Dari sini dapat diasumsikan kemudian kalau Sungai Serayu merupakan sungai suci yang bukan sekadar membagikan penghidupan bagi manusia secara tulus, akan tetapi memiliki makna simbolik yang sangat dalam. Dimana sungai tadi dapat dimaknai menjadi cinta kasih kudus yang mengalir monoton dari sang bapa atau lingga (Pegunungan Dieng) pada sang biyung atau Yoni (Laut Selatan).

Karenanya tak heran, bila rakyat yang hidup pada kiri-kanan sepanjang Sungai Serayu selalu melakukan upacara tradisi Sedekah Bumi. Upacara ini ditujukan buat berkata rasa syukur atas cinta kasih berwujud air kehidupan yang diberikan sang Tuhan melalui sungai tadi. Selanjutnya air kehidupan tadi tidak hanya bermanfaat bagi petani buat menumbuh-kembangkan tumbuhan pada ladang atau sawahnya, akan tetapi maupun buat menjaga kelangsungan hidup manusia.

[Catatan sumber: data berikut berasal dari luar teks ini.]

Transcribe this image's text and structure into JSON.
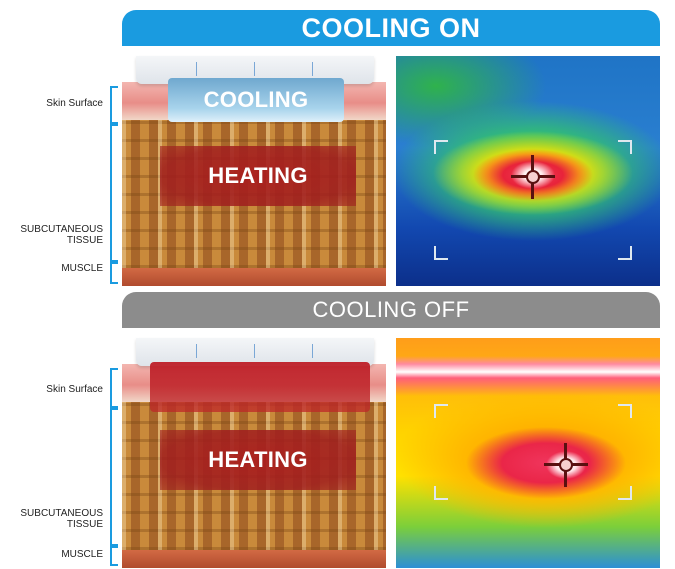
{
  "on_section": {
    "banner": "COOLING ON",
    "labels": {
      "skin_surface": "Skin Surface",
      "subcutaneous": [
        "SUBCUTANEOUS",
        "TISSUE"
      ],
      "muscle": "MUSCLE"
    },
    "zones": {
      "cooling": "COOLING",
      "heating": "HEATING"
    }
  },
  "off_section": {
    "banner": "COOLING OFF",
    "labels": {
      "skin_surface": "Skin Surface",
      "subcutaneous": [
        "SUBCUTANEOUS",
        "TISSUE"
      ],
      "muscle": "MUSCLE"
    },
    "zones": {
      "heating": "HEATING"
    }
  },
  "colors": {
    "on_banner": "#1a9be0",
    "off_banner": "#8c8c8c",
    "bracket": "#1a9be0"
  }
}
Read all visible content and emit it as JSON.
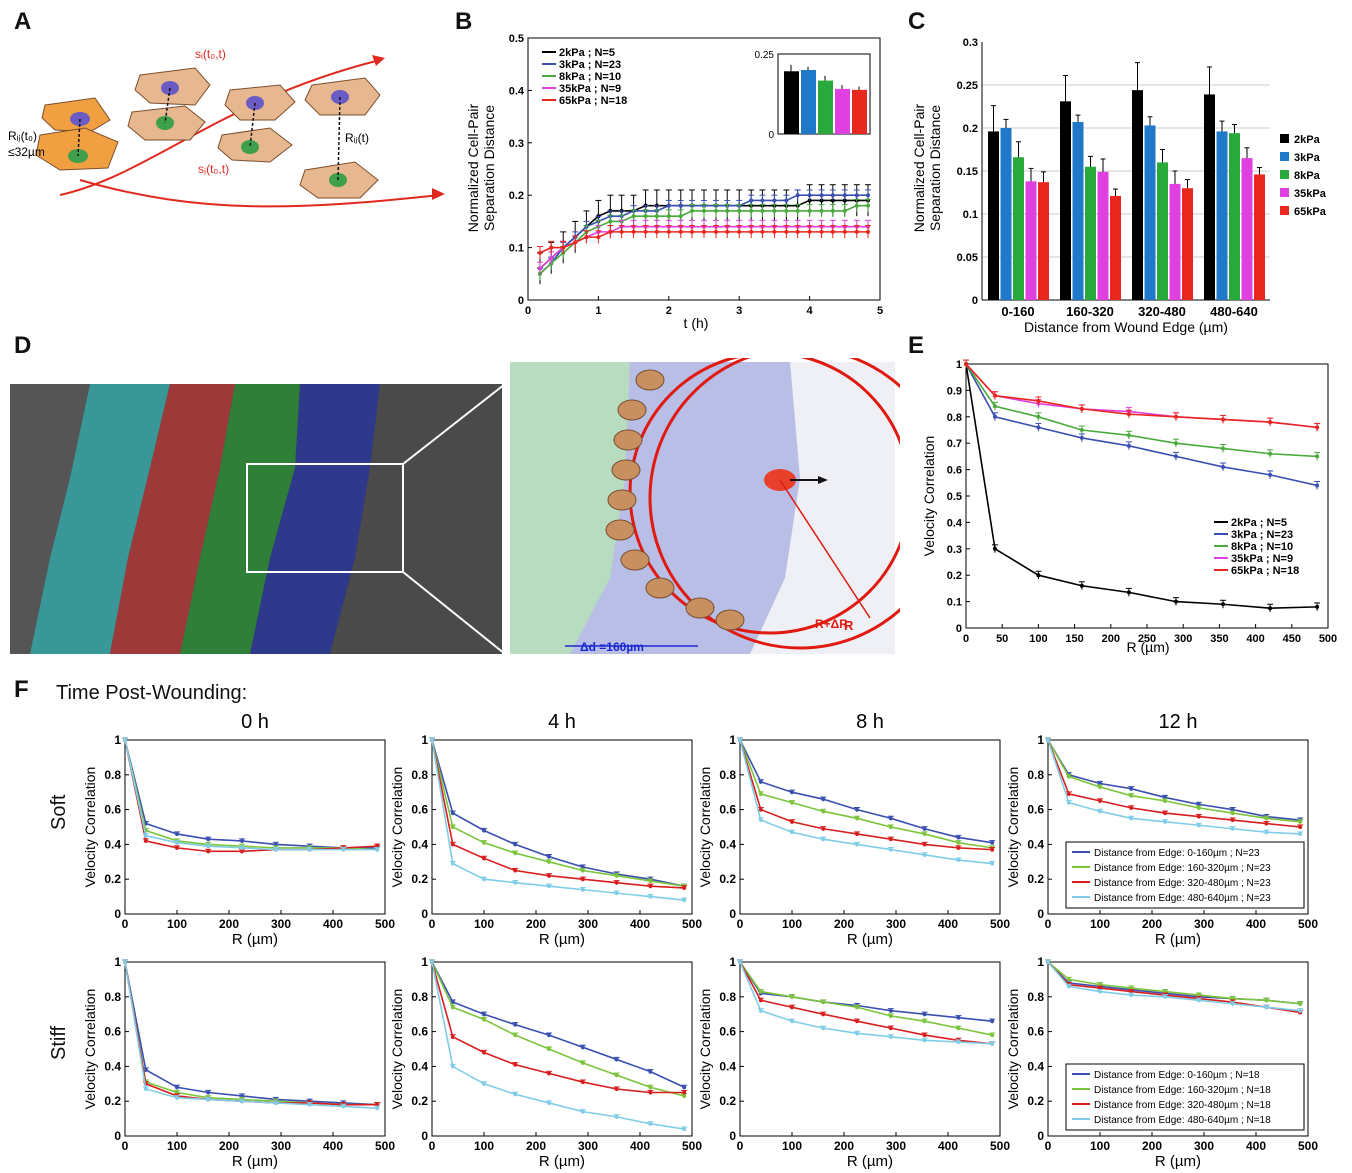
{
  "panel_labels": {
    "A": "A",
    "B": "B",
    "C": "C",
    "D": "D",
    "E": "E",
    "F": "F"
  },
  "panelA": {
    "s_i": "sᵢ(t₀,t)",
    "s_j": "sⱼ(t₀,t)",
    "r0": "Rᵢⱼ(t₀)",
    "r0_cond": "≤32µm",
    "rt": "Rᵢⱼ(t)"
  },
  "panelD": {
    "R": "R",
    "RdR": "R+ΔR",
    "delta": "Δd =160µm"
  },
  "F_header": "Time Post-Wounding:",
  "row_labels": [
    "Soft",
    "Stiff"
  ],
  "colors": {
    "k2": "#000000",
    "k3": "#1f78c8",
    "k8": "#2aaa3c",
    "k35": "#e040e0",
    "k65": "#e8281e",
    "b": "#3a4fb0",
    "g": "#7cc43c",
    "r": "#d81e1e",
    "c": "#7fcde6"
  },
  "chart_data": [
    {
      "id": "B",
      "type": "line",
      "xlabel": "t (h)",
      "ylabel": "Normalized Cell-Pair\nSeparation Distance",
      "xlim": [
        0,
        5
      ],
      "ylim": [
        0,
        0.5
      ],
      "xticks": [
        0,
        1,
        2,
        3,
        4,
        5
      ],
      "yticks": [
        0,
        0.1,
        0.2,
        0.3,
        0.4,
        0.5
      ],
      "x": [
        0.17,
        0.33,
        0.5,
        0.67,
        0.83,
        1,
        1.17,
        1.33,
        1.5,
        1.67,
        1.83,
        2,
        2.17,
        2.33,
        2.5,
        2.67,
        2.83,
        3,
        3.17,
        3.33,
        3.5,
        3.67,
        3.83,
        4,
        4.17,
        4.33,
        4.5,
        4.67,
        4.83
      ],
      "series": [
        {
          "name": "2kPa ; N=5",
          "color": "#000000",
          "values": [
            0.06,
            0.08,
            0.1,
            0.12,
            0.14,
            0.16,
            0.17,
            0.17,
            0.17,
            0.18,
            0.18,
            0.18,
            0.18,
            0.18,
            0.18,
            0.18,
            0.18,
            0.18,
            0.18,
            0.18,
            0.18,
            0.18,
            0.18,
            0.19,
            0.19,
            0.19,
            0.19,
            0.19,
            0.19
          ],
          "err": 0.03
        },
        {
          "name": "3kPa ; N=23",
          "color": "#3a4fb0",
          "values": [
            0.05,
            0.07,
            0.1,
            0.12,
            0.14,
            0.15,
            0.16,
            0.16,
            0.17,
            0.17,
            0.17,
            0.18,
            0.18,
            0.18,
            0.18,
            0.18,
            0.18,
            0.18,
            0.19,
            0.19,
            0.19,
            0.19,
            0.2,
            0.2,
            0.2,
            0.2,
            0.2,
            0.2,
            0.2
          ],
          "err": 0.01
        },
        {
          "name": "8kPa ; N=10",
          "color": "#4aaa3c",
          "values": [
            0.05,
            0.07,
            0.09,
            0.11,
            0.13,
            0.14,
            0.15,
            0.15,
            0.16,
            0.16,
            0.16,
            0.16,
            0.16,
            0.17,
            0.17,
            0.17,
            0.17,
            0.17,
            0.17,
            0.17,
            0.17,
            0.17,
            0.17,
            0.17,
            0.17,
            0.17,
            0.17,
            0.18,
            0.18
          ],
          "err": 0.012
        },
        {
          "name": "35kPa ; N=9",
          "color": "#e040e0",
          "values": [
            0.06,
            0.08,
            0.1,
            0.11,
            0.12,
            0.13,
            0.13,
            0.14,
            0.14,
            0.14,
            0.14,
            0.14,
            0.14,
            0.14,
            0.14,
            0.14,
            0.14,
            0.14,
            0.14,
            0.14,
            0.14,
            0.14,
            0.14,
            0.14,
            0.14,
            0.14,
            0.14,
            0.14,
            0.14
          ],
          "err": 0.012
        },
        {
          "name": "65kPa ; N=18",
          "color": "#e8281e",
          "values": [
            0.09,
            0.1,
            0.1,
            0.11,
            0.12,
            0.12,
            0.13,
            0.13,
            0.13,
            0.13,
            0.13,
            0.13,
            0.13,
            0.13,
            0.13,
            0.13,
            0.13,
            0.13,
            0.13,
            0.13,
            0.13,
            0.13,
            0.13,
            0.13,
            0.13,
            0.13,
            0.13,
            0.13,
            0.13
          ],
          "err": 0.012
        }
      ],
      "inset": {
        "ylim": [
          0,
          0.25
        ],
        "yticks": [
          0,
          0.25
        ],
        "values": [
          0.196,
          0.2,
          0.167,
          0.141,
          0.138
        ],
        "err": [
          0.02,
          0.01,
          0.015,
          0.012,
          0.01
        ],
        "colors": [
          "#000000",
          "#1f78c8",
          "#2aaa3c",
          "#e040e0",
          "#e8281e"
        ]
      }
    },
    {
      "id": "C",
      "type": "bar",
      "xlabel": "Distance from Wound    Edge (µm)",
      "ylabel": "Normalized Cell-Pair\nSeparation Distance",
      "ylim": [
        0,
        0.3
      ],
      "yticks": [
        0,
        0.05,
        0.1,
        0.15,
        0.2,
        0.25,
        0.3
      ],
      "categories": [
        "0-160",
        "160-320",
        "320-480",
        "480-640"
      ],
      "series": [
        {
          "name": "2kPa",
          "color": "#000000",
          "values": [
            0.196,
            0.231,
            0.244,
            0.239
          ],
          "err": [
            0.03,
            0.03,
            0.032,
            0.032
          ]
        },
        {
          "name": "3kPa",
          "color": "#1f78c8",
          "values": [
            0.2,
            0.207,
            0.203,
            0.196
          ],
          "err": [
            0.01,
            0.008,
            0.01,
            0.012
          ]
        },
        {
          "name": "8kPa",
          "color": "#2aaa3c",
          "values": [
            0.166,
            0.155,
            0.16,
            0.194
          ],
          "err": [
            0.018,
            0.012,
            0.015,
            0.01
          ]
        },
        {
          "name": "35kPa",
          "color": "#e040e0",
          "values": [
            0.138,
            0.149,
            0.135,
            0.165
          ],
          "err": [
            0.015,
            0.015,
            0.015,
            0.012
          ]
        },
        {
          "name": "65kPa",
          "color": "#e8281e",
          "values": [
            0.137,
            0.121,
            0.13,
            0.146
          ],
          "err": [
            0.012,
            0.008,
            0.01,
            0.008
          ]
        }
      ]
    },
    {
      "id": "E",
      "type": "line",
      "xlabel": "R (µm)",
      "ylabel": "Velocity Correlation",
      "xlim": [
        0,
        500
      ],
      "ylim": [
        0,
        1
      ],
      "xticks": [
        0,
        50,
        100,
        150,
        200,
        250,
        300,
        350,
        400,
        450,
        500
      ],
      "yticks": [
        0,
        0.1,
        0.2,
        0.3,
        0.4,
        0.5,
        0.6,
        0.7,
        0.8,
        0.9,
        1
      ],
      "x": [
        0,
        40,
        100,
        160,
        225,
        290,
        355,
        420,
        485
      ],
      "series": [
        {
          "name": "2kPa ; N=5",
          "color": "#000000",
          "values": [
            1,
            0.3,
            0.2,
            0.16,
            0.135,
            0.1,
            0.09,
            0.075,
            0.08
          ]
        },
        {
          "name": "3kPa ; N=23",
          "color": "#3a4fb0",
          "values": [
            1,
            0.8,
            0.76,
            0.72,
            0.69,
            0.65,
            0.61,
            0.58,
            0.54
          ]
        },
        {
          "name": "8kPa ; N=10",
          "color": "#4aaa3c",
          "values": [
            1,
            0.84,
            0.8,
            0.75,
            0.73,
            0.7,
            0.68,
            0.66,
            0.65
          ]
        },
        {
          "name": "35kPa ; N=9",
          "color": "#e040e0",
          "values": [
            1,
            0.88,
            0.85,
            0.83,
            0.82,
            0.8,
            0.79,
            0.78,
            0.76
          ]
        },
        {
          "name": "65kPa ; N=18",
          "color": "#e8281e",
          "values": [
            1,
            0.88,
            0.86,
            0.83,
            0.81,
            0.8,
            0.79,
            0.78,
            0.76
          ]
        }
      ]
    },
    {
      "id": "F",
      "type": "line",
      "xlabel": "R (µm)",
      "ylabel": "Velocity Correlation",
      "xlim": [
        0,
        500
      ],
      "ylim": [
        0,
        1
      ],
      "xticks": [
        0,
        100,
        200,
        300,
        400,
        500
      ],
      "yticks": [
        0,
        0.2,
        0.4,
        0.6,
        0.8,
        1
      ],
      "columns": [
        "0 h",
        "4 h",
        "8 h",
        "12 h"
      ],
      "x": [
        0,
        40,
        100,
        160,
        225,
        290,
        355,
        420,
        485
      ],
      "legend_soft": [
        "Distance from Edge: 0-160µm ; N=23",
        "Distance from Edge: 160-320µm ; N=23",
        "Distance from Edge: 320-480µm ; N=23",
        "Distance from Edge: 480-640µm ; N=23"
      ],
      "legend_stiff": [
        "Distance from Edge: 0-160µm ; N=18",
        "Distance from Edge: 160-320µm ; N=18",
        "Distance from Edge: 320-480µm ; N=18",
        "Distance from Edge: 480-640µm ; N=18"
      ],
      "panels": [
        {
          "row": "Soft",
          "col": "0 h",
          "series": [
            [
              1,
              0.52,
              0.46,
              0.43,
              0.42,
              0.4,
              0.39,
              0.38,
              0.38
            ],
            [
              1,
              0.48,
              0.42,
              0.4,
              0.39,
              0.38,
              0.38,
              0.38,
              0.37
            ],
            [
              1,
              0.42,
              0.38,
              0.36,
              0.36,
              0.37,
              0.37,
              0.38,
              0.39
            ],
            [
              1,
              0.45,
              0.41,
              0.39,
              0.38,
              0.37,
              0.37,
              0.37,
              0.37
            ]
          ]
        },
        {
          "row": "Soft",
          "col": "4 h",
          "series": [
            [
              1,
              0.58,
              0.48,
              0.4,
              0.33,
              0.27,
              0.23,
              0.2,
              0.16
            ],
            [
              1,
              0.5,
              0.41,
              0.35,
              0.3,
              0.25,
              0.22,
              0.19,
              0.16
            ],
            [
              1,
              0.4,
              0.32,
              0.25,
              0.22,
              0.2,
              0.18,
              0.16,
              0.15
            ],
            [
              1,
              0.29,
              0.2,
              0.18,
              0.16,
              0.14,
              0.12,
              0.1,
              0.08
            ]
          ]
        },
        {
          "row": "Soft",
          "col": "8 h",
          "series": [
            [
              1,
              0.76,
              0.7,
              0.66,
              0.6,
              0.55,
              0.49,
              0.44,
              0.41
            ],
            [
              1,
              0.69,
              0.64,
              0.59,
              0.55,
              0.5,
              0.46,
              0.41,
              0.38
            ],
            [
              1,
              0.6,
              0.53,
              0.49,
              0.46,
              0.43,
              0.4,
              0.38,
              0.37
            ],
            [
              1,
              0.54,
              0.47,
              0.43,
              0.4,
              0.37,
              0.34,
              0.31,
              0.29
            ]
          ]
        },
        {
          "row": "Soft",
          "col": "12 h",
          "series": [
            [
              1,
              0.8,
              0.75,
              0.72,
              0.67,
              0.63,
              0.6,
              0.56,
              0.54
            ],
            [
              1,
              0.79,
              0.73,
              0.68,
              0.65,
              0.61,
              0.58,
              0.55,
              0.53
            ],
            [
              1,
              0.69,
              0.65,
              0.61,
              0.58,
              0.56,
              0.54,
              0.52,
              0.5
            ],
            [
              1,
              0.64,
              0.59,
              0.55,
              0.53,
              0.51,
              0.49,
              0.47,
              0.46
            ]
          ]
        },
        {
          "row": "Stiff",
          "col": "0 h",
          "series": [
            [
              1,
              0.38,
              0.28,
              0.25,
              0.23,
              0.21,
              0.2,
              0.19,
              0.18
            ],
            [
              1,
              0.31,
              0.25,
              0.22,
              0.21,
              0.2,
              0.19,
              0.18,
              0.18
            ],
            [
              1,
              0.3,
              0.23,
              0.21,
              0.2,
              0.19,
              0.19,
              0.18,
              0.18
            ],
            [
              1,
              0.27,
              0.22,
              0.21,
              0.2,
              0.19,
              0.18,
              0.17,
              0.16
            ]
          ]
        },
        {
          "row": "Stiff",
          "col": "4 h",
          "series": [
            [
              1,
              0.77,
              0.7,
              0.64,
              0.58,
              0.51,
              0.44,
              0.37,
              0.28
            ],
            [
              1,
              0.74,
              0.67,
              0.58,
              0.5,
              0.42,
              0.35,
              0.28,
              0.23
            ],
            [
              1,
              0.57,
              0.48,
              0.41,
              0.36,
              0.31,
              0.27,
              0.25,
              0.25
            ],
            [
              1,
              0.4,
              0.3,
              0.24,
              0.19,
              0.14,
              0.11,
              0.07,
              0.04
            ]
          ]
        },
        {
          "row": "Stiff",
          "col": "8 h",
          "series": [
            [
              1,
              0.82,
              0.8,
              0.77,
              0.75,
              0.72,
              0.7,
              0.68,
              0.66
            ],
            [
              1,
              0.83,
              0.8,
              0.77,
              0.74,
              0.69,
              0.66,
              0.62,
              0.58
            ],
            [
              1,
              0.78,
              0.74,
              0.7,
              0.66,
              0.62,
              0.58,
              0.55,
              0.53
            ],
            [
              1,
              0.72,
              0.66,
              0.62,
              0.59,
              0.57,
              0.55,
              0.54,
              0.53
            ]
          ]
        },
        {
          "row": "Stiff",
          "col": "12 h",
          "series": [
            [
              1,
              0.88,
              0.86,
              0.84,
              0.82,
              0.8,
              0.79,
              0.78,
              0.76
            ],
            [
              1,
              0.9,
              0.87,
              0.85,
              0.83,
              0.81,
              0.79,
              0.78,
              0.76
            ],
            [
              1,
              0.87,
              0.85,
              0.83,
              0.81,
              0.79,
              0.77,
              0.74,
              0.71
            ],
            [
              1,
              0.86,
              0.83,
              0.81,
              0.8,
              0.78,
              0.76,
              0.74,
              0.72
            ]
          ]
        }
      ]
    }
  ]
}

Berangkat dari mitos insiden serta penamaan, serta website Semar yang berada pada hulu serta hilir Sungai Serayu dapat dipetik aneka macam konklusi, diantaranya:

Bila ditilik dari mitos insiden, maka Sungai Serayu dapat dimaknai menjadi mozaik laris transendental Bima (manusia) yang ingin memahami ilmu sangkan-paraning dumadi (dari serta tujuan hidup). Ilmu yang merupakan kunci pada dalam mendapatkan pemahaman ilmu manunggaling kawula-Gusti yang merukan gerbang menuju paripurnaning dumadi.

Kemudian, bila ditilik dari mitos penamaan, Serayu merupakan sungai yang berkarakter perempuan (beraliran lembut, jernih, serta bening). Karena berkarakter perempuan, Serayu tidak mirip sungai-sungai berhulu dari kaki gunung berapi yang berkarakter garang serta menyebabkan peristiwa banjir lahar dingin yang dapat membinasakan kelangsungan hidup manusia serta menghancurkan lingkungan sekitarnya.

Selanjutnya, apabila ditilik dari website Candi Semar pada Pegunungan Dieng (hulu sungai) serta patung Semar pada Gunung Srandil (hilir sungai), maka keberadaan Sungai Serayu senantiasa mendapatkan konservasi dari Semar (Sang Hyang Bathara Ismaya). Sosok dewa apawak manungsa yang selalu menjaga keselarasan kontak kosmis, yakni: mikro-kosmis (orang-orang pada kiri-kanan sepanjang tepian sungai) serta makrokosmis (sungai yang merupakan bagian dari alam raya tadi). Sekian.